Well, my husband wasn’t going to let a stupid armadillo defeat him! He brought out a large, heavy-duty trap he had used to catch rats in the barn several years ago. He oiled the hinges and springs and set the trap in an area behind his shop, where the pattern of holes seemed to define a trail.
“And what will you do with him?” I asked when he placed the trap.
“You don’t want to know,” he replied. “He-he. He-he.”
“Benjamin!” I said, “You’re not going to…”
“Of course not,” he said, rubbing his hands together. “I’ll just relocate him. He-he.”
The next morning he hurried out to check his trap and came back with a demolished wire cage. Whatever he had caught had escaped.

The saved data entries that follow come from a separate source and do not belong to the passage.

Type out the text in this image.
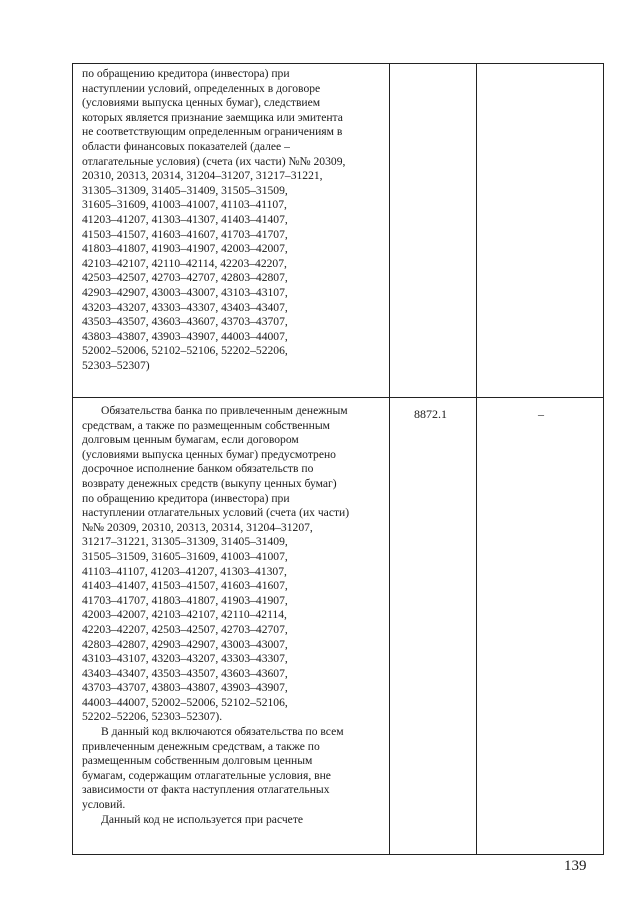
по обращению кредитора (инвестора) при

наступлении условий, определенных в договоре

(условиями выпуска ценных бумаг), следствием

которых является признание заемщика или эмитента

не соответствующим определенным ограничениям в

области финансовых показателей (далее –

отлагательные условия) (счета (их части) №№ 20309,

20310, 20313, 20314, 31204–31207, 31217–31221,

31305–31309, 31405–31409, 31505–31509,

31605–31609, 41003–41007, 41103–41107,

41203–41207, 41303–41307, 41403–41407,

41503–41507, 41603–41607, 41703–41707,

41803–41807, 41903–41907, 42003–42007,

42103–42107, 42110–42114, 42203–42207,

42503–42507, 42703–42707, 42803–42807,

42903–42907, 43003–43007, 43103–43107,

43203–43207, 43303–43307, 43403–43407,

43503–43507, 43603–43607, 43703–43707,

43803–43807, 43903–43907, 44003–44007,

52002–52006, 52102–52106, 52202–52206,

52303–52307)

8872.1	–

Обязательства банка по привлеченным денежным

средствам, а также по размещенным собственным

долговым ценным бумагам, если договором

(условиями выпуска ценных бумаг) предусмотрено

досрочное исполнение банком обязательств по

возврату денежных средств (выкупу ценных бумаг)

по обращению кредитора (инвестора) при

наступлении отлагательных условий (счета (их части)

№№ 20309, 20310, 20313, 20314, 31204–31207,

31217–31221, 31305–31309, 31405–31409,

31505–31509, 31605–31609, 41003–41007,

41103–41107, 41203–41207, 41303–41307,

41403–41407, 41503–41507, 41603–41607,

41703–41707, 41803–41807, 41903–41907,

42003–42007, 42103–42107, 42110–42114,

42203–42207, 42503–42507, 42703–42707,

42803–42807, 42903–42907, 43003–43007,

43103–43107, 43203–43207, 43303–43307,

43403–43407, 43503–43507, 43603–43607,

43703–43707, 43803–43807, 43903–43907,

44003–44007, 52002–52006, 52102–52106,

52202–52206, 52303–52307).

В данный код включаются обязательства по всем

привлеченным денежным средствам, а также по

размещенным собственным долговым ценным

бумагам, содержащим отлагательные условия, вне

зависимости от факта наступления отлагательных

условий.

Данный код не используется при расчете

139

Benjamin built a bigger, stronger trap and decided to get up a couple of times during the night to check it. Once something scampered right beside him, but he could not turn on his flashlight quickly enough to identify it. Nights passed with no success, but the holes circled the trap, and eventually came right up to our back porch steps.
“Next, he’ll be in bed with us,” Benjamin muttered. He searched the nearby woods. “Ah-ha!” he said when he found an enormous hole. “His den!” When poking long sticks into it brought no results, he got his bee smoker and blew smoke into the hole so thick, nothing could have breathed in there. No results.
Next he ordered worms. “I’ll start growing bait armadillos can’t resist,” he said. That’ll draw him into the trap.”
The worms came special delivery and he soon had tubs of them growing in his shop. Grinding up oatmeal for their food was becoming an everyday job. Benjamin set up a lawn chair a few yards away from the trap and began slipping out there at night. He started carrying a baseball bat with him. “Just in case,” he said.
I went out there with him one night and I thought I heard a soft “He-he-he” in the bushes.
Weeks have passed and all we’ve found in the trap so far are worms, but the fresh holes keep appearing every morning. Benjamin has begun researching cannons and machine guns. You know, I’m thinking we might turn our yard into a golf course. All we need are sandbars. We have all the holes we’d ever need!